Taiwan is rich in birdlife. According to the Chinese Wild Bird Federation, more than four hundred and fifty species are known to exist on the island, fourteen of them endemic species and over sixty of them endemic subspecies. This means that Taiwan, despite its small geographical area, is home to about 5 percent of the world's approximately 9,000 bird species. BirdLife International entrusted CWBF with the task of designating Taiwan's Important Bird Areas (IBAs) in accordance with internationally recognized criteria, and at a conference held last year no fewer than fifty-two of them were identified. "This list of IBAs can be used by the government and environmentalists in the struggle against industries that want to develop those areas," says CWBF's president Simon Liao
Last year's conference, "International Conservation of Important Bird Areas," is something in which Liao takes quiet pride.
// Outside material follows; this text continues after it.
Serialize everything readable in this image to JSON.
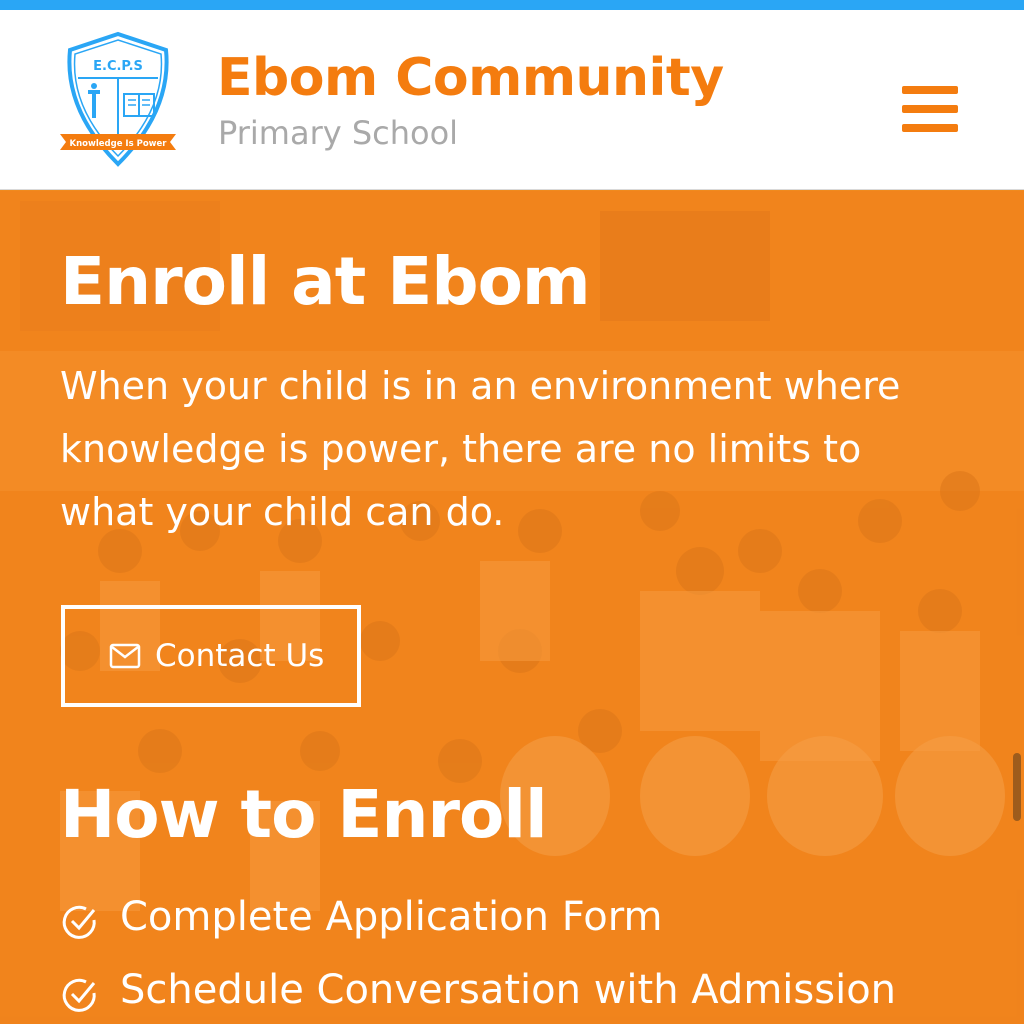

The event, held in Changhua, central Taiwan, was organized jointly by CWBF and BirdLife International, which now has more than a hundred organizations around the world affiliated to it, including CWBF under its alternative name of BirdLife Taiwan, which has been a member since 1994.
The conference, attended by twenty-nine representatives from twenty countries, including members of the UK's Royal Society for the Protection of Birds and the head of the BirdLife Global Council, was a particularly satisfying achievement for Taiwan's bird conservationists because of the attention it attracted from the international community. Kuo Chen-yu, a former president of CWBF, says that this makes it difficult for the government to ignore the irresistible popular tide now running in favor of conservation. Such high-profile events afford foreigners an opportunity to witness Taiwan's efforts in the field while at the same time encouraging private enterprises like Cannon Taiwan to fund preservation programs as a means of enhancing their images.
To return to the beginning, what does the future hold for the black-billed spoonbill? Lin Pen-chu, a director of the Wild Bird Society of Tainan County, is renowned for his photographs of these beautiful birds. "We must respect them," he says. "They started to winter here perhaps even before Taiwan's indigenous people arrived." Simon Liao agrees. He does not oppose industrial development, but he does believe that if a place is the only suitable habitat for certain species of birds, then humans should back off. "We have to acknowledge that the island is home not only to human beings," he stresses. "And birds can tell us a lot about the state of our environment. If birds abandon a particular location, you'll find that one day it'll become unfit for human habitation."
Such sentiments are becoming increasingly widespread as conservation becomes a part of the island's culture, and the COA's Wang Shou-ming at least is optimistic about the future, particularly because, as he notes, "more and more people are going abroad to study wildlife preservation."
And as of July 2000, a representation of the Mikado pheasant, a species endemic to Taiwan that used to be listed as endangered but now is on the way back, will appear on the reverse of NT$1,000 bills. "I hope that future generations will be better educated about ecological protection," says Lin, whose organization has erected a bird-watching station beside the Tsengwen Estuary. "If someday I have to make electric-powered model spoonbills for children to look at, that'll be really sad. I hope that day will never come."